Sunday, October 4, 2009

The Real World and Other Nightmares

Perhaps it’s because I had a nightmare last night about work – one of those dreams where everything goes wrong and you lack the wisdom to deal with it the way you would in real life – but I’m feeling sort of cynical about life in the real world today.

This past week has been sort of a downer for me as a writer. I’ve had a phenomenally busy week – planning lessons, grading papers, getting things squared away with a new part time retail job I’ve taken to supplement my teaching income, and as always: errands, errands, errands. I haven’t written much this week, and what frustrates me is that it’s not because I’ve been sitting around watching TV or playing DS (my video game drug of choice). I haven’t written much this week because every second that I’m awake I have something else, something more pressing that I have to do.

I’ve talked before about how saying you don’t have time to write is something of a cop out. I do think this is true – after all, you could sleep for an hour less each night and spend that hour writing, if nothing else – but I also think there is something to be said for the lifestyle of a graduate creative writing student.

When I first started grad school I felt that my life suddenly revolved around teaching – and I wasn’t even sure at the time whether I wanted to be a teacher. I hated my new life, and I spent a lot of time ranting about how I had had a lot more time to write when I was working in an office than I did now that I was a creative writing MFA student. (This time I spent ranting, of course, could have been more wisely spent writing.)

After I got used to it, though, and especially after I got the hang of teaching, I found that I had waaaaaaaaay more time to write than I ever did out in the work world. When you work eight hours a day, yes, it’s possible to come home and write for an hour or two, but don’t forget you also have to make dinner, spend time with your spouse, run errands, and sleep. If you get home from work at five, and you should really try to be in bed by, say, ten so you can get a good eight hours before having to get up at six and get ready for work, you really don’t have a lot of time in which to carve an hour or two to write.

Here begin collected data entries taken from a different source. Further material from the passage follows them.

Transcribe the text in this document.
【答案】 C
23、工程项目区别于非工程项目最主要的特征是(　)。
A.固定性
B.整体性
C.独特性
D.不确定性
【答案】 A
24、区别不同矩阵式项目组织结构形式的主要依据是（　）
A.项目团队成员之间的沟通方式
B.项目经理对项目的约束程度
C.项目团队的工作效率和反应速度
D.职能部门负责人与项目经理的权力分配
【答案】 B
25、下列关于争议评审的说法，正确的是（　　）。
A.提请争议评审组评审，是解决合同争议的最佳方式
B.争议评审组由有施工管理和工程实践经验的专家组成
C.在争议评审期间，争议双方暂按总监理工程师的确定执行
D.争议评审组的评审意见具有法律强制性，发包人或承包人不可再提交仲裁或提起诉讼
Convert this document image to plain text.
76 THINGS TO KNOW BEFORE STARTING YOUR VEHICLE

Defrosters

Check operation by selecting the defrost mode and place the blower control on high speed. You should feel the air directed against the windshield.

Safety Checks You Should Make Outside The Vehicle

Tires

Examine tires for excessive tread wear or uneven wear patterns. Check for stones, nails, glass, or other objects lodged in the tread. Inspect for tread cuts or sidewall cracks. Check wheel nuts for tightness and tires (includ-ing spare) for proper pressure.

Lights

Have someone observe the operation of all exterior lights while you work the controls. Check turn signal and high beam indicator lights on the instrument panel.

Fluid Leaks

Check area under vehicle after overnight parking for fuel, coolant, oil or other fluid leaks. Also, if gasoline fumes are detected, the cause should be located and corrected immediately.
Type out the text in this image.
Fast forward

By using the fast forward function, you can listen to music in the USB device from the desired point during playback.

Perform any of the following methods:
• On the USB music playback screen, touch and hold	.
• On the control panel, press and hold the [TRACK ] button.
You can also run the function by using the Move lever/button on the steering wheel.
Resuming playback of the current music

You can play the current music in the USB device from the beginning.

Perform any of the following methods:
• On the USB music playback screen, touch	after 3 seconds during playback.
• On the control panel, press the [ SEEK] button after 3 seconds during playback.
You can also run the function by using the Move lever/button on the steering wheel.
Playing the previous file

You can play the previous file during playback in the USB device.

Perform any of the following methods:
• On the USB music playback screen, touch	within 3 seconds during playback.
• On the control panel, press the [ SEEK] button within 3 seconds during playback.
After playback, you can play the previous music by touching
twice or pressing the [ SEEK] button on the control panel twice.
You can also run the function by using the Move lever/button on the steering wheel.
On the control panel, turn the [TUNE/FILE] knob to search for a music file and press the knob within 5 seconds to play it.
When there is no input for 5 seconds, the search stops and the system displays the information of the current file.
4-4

And you can absolutely forget about the possibility of writing for three hours a day – which is always my ultimate goal.

As a graduate creative writing student your schedule is much more open. It’s stress, more than any real barriers, that keep you from writing. You teach one class (in most cases) and take two or three. Most of your homework is enjoyable – it is, after all, your field of interest – and even after doing all your homework and all the stuff you have to do to teach, after running all your errands and doing everything else you have to do to survive, you still have plenty of time leftover to write and write and write and write.

Not so, I’m learning, as a part time adjunct instructor and a part time retail sales girl. I haven’t even gotten into the thick of the retail job and I already can tell that finding an hour or two to write everyday is going to be a constant battle. Every single day I will have to search for time, figure out how I’ll do it this time, figure out what I need to sacrifice to squeeze it in.

But I know even as I write this that I will work it out. I’ll find some routine that works and I’ll get my writing time in. Maybe not as much as I would like – that three hour a day goal feels more unattainable than ever right now – but I’ll find some time. I’ll find enough to keep myself sane. And in the meantime, I’m thinking again about PhD programs. I’m scheming how I can get myself back into that cushy life where even though you don’t make a living off of writing, it’s just assumed that writing is important and that you simply must have time to do it. That writing is as essential as breathing, that it’s one of those basic functions that keeps us going, keeps us alive.